BY TOM ODHIAMBO
Oil, oil, oil everywhere but should we really celebrate? Oil is being discovered all over East Africa. Kenyans and Ugandans are all dreaming about petrodollars. But are we possibly arriving at the party when it is about to end?
Could we be investing scarce resources and emotions in a commodity whose global market price is already depressed and could continue to decline, and therefore unlikely to make a profit in future?
Could we be borrowing too much in anticipation of the riches from the oil only to end up with a debt bigger than the returns from the sales?
These aren’t idle questions. In fact, they have been asked ever since oil was discovered in much of Africa. Often they are discussed under the topic of ‘resource curse.’ Those versed in this subject claim that Africa’s resources are its major curse; that all the minerals, oil and other natural resources have brought Africans more pain than gain. Well, just look at the Democratic Republic of Congo. What do you see? – chaos, death, destruction, political instability etc, ever since the Belgians carved it out as a commercial dominion. What about Nigeria? – Supposedly Africa’s biggest economy. Based on what? – Sale of oil. But the tragedy is that Nigeria can’t account for almost 60% of the money from selling oil over the years. It goes into private pockets, guaranteeing stupendous wealth for a few whilst the rest wallow in poverty.

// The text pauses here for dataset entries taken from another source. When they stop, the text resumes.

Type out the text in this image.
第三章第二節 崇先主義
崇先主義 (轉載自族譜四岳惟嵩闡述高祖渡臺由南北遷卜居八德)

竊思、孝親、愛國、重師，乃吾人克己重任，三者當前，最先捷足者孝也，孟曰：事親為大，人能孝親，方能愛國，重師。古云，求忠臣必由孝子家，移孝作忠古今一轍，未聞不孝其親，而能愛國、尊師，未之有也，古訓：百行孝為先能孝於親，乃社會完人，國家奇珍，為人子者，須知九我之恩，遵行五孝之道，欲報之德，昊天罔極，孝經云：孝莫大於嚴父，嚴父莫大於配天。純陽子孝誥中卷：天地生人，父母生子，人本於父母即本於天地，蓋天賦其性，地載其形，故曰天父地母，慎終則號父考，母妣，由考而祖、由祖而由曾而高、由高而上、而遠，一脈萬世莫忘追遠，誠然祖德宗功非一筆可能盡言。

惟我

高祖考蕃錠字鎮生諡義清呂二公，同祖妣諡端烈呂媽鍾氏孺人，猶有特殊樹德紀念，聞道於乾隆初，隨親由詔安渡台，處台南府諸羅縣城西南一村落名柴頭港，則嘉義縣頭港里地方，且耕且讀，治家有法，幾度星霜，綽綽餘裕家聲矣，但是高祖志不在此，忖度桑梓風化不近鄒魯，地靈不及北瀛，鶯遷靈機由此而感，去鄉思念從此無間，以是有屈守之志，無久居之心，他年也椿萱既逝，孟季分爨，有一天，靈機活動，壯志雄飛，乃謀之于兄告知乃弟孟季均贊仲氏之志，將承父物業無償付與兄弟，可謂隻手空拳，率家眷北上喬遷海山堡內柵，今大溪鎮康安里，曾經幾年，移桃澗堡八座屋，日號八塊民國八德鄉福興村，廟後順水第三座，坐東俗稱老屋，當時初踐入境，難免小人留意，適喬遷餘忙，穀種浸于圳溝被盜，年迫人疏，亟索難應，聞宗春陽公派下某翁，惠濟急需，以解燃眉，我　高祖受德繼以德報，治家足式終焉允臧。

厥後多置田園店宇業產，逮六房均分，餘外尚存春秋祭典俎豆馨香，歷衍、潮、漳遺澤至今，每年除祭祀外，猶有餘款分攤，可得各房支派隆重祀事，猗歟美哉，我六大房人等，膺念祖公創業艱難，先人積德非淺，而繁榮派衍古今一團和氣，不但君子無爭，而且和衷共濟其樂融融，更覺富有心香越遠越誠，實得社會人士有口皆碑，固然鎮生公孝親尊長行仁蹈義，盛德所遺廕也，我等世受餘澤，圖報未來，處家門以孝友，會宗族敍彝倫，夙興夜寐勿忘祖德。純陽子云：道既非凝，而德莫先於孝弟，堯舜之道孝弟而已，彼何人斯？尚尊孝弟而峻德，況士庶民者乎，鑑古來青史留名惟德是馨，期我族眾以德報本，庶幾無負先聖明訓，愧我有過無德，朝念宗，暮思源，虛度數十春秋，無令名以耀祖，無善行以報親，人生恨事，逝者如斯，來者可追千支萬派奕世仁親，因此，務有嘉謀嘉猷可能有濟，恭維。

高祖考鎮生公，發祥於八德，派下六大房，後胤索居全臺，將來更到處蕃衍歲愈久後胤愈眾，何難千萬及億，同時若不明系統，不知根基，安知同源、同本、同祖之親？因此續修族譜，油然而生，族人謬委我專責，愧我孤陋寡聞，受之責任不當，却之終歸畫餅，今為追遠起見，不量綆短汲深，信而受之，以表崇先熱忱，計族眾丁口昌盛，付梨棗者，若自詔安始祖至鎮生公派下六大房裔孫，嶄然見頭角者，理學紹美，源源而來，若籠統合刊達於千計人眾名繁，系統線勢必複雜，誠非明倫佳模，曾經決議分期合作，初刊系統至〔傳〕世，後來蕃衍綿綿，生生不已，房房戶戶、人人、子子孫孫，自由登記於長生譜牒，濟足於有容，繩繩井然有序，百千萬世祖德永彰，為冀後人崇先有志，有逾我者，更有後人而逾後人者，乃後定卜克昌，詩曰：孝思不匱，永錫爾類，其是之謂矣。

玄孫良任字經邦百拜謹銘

This tale of Africa’s wealth and misery is the subject of the book, The Scramble for African Oil: Oppression, Corruption and War for Control of Africa’s Natural Resources (Pluto Press, 2012), by Douglas A. Yates. This book is a sobering addition to the countless books on the question of resource exploitation in Africa. Think about Nigeria, Angola, Cameroon, Congo, Gabon, Chad, Sudan, Equatorial Guinea, Libya, and Algeria among other African countries. What is common to these countries? It is oil. And why is this oil so important? It important because there is hardly discernible improvement in the quality of life of their citizens despite billions of dollars earned from oil sales, previously to Europe, Asia and America and now mostly to China.
But why is this so? Where does the money go? Well, scholars argue, and Yates demonstrates with quantitative data and qualitative details, that wealth from sale of African oil mostly remains in the global North – Europe and America – through retention of profits by multinational corporations and massive looting by the political and economic elite. The two biggest oil producers in Africa, Nigeria and Angola, are studies in how Africa oil has been more of a curse than a blessing. In other words, not much of the oil money ends up in the public coffers as it is pilfered, often in advance of the real sales. The African political elite take massive loans, which they bank offshore (as the Panama leaks have so rudely reminded us) and or buy silly toys, build useless monuments to their egos whilst the ordinary citizens go daily without the basics of life.
The oil curse has bred unbelievable kleptocracies and dictatorships in Africa. The political elite, such as in Angola, Nigeria, Gabon, Cameroon, Sudan – with the best example being the later Muamar Gaddafi of Libya – believing that the public wealth is actually personal riches. So, they more or less see the money as windfall or God’s gifts. When they aren’t keeping most of it to themselves and their kin, they will dole out a little of it to friends and political allies. This way they buy loyalty from their countrymen and begin to justify perpetual rule. Meanwhile, they will arm the military and offer the security services the best pay and resources. The end result is a government that can’t stand any challenge to its authority. You see this in Angola, Cameroon, Sudan, Gabon, whilst, for instance, in Nigeria, the supposed regular democratic elections are simply a renegotiation between the elite on who should sit nearest to the feeding trough.
The point that Yates highlights in The Scramble for African Oil is that African oil need not be a curse, and that indeed the money can be invested in development projects that would benefit a majority of the population. Venezuela, despite its current problems, is an example of a country where wealth from oil has been invested in education, health and social welfare. African political and economic elite just needs to be less greedy and to appreciate that money invested locally bears profits that significantly improve the quality of life for their citizens than when it is stashed in offshore accounts.
For Kenyans who are salivating at the prospects of making wealth when the oil starts flowing from Turkana or whatever other part of northern Kenya, evidence suggests that the ruling and business elite might already have shared the spoils in advance of the sales. Whatever little of the wealth remains may go towards paying for the loans we owe foreign countries and banks today. Our most urgent prayer should be that our leaders will have learned from the tragedies of other African countries that drill oil but still import processed oil products.
The writer teaches literature at the University of Nairobi.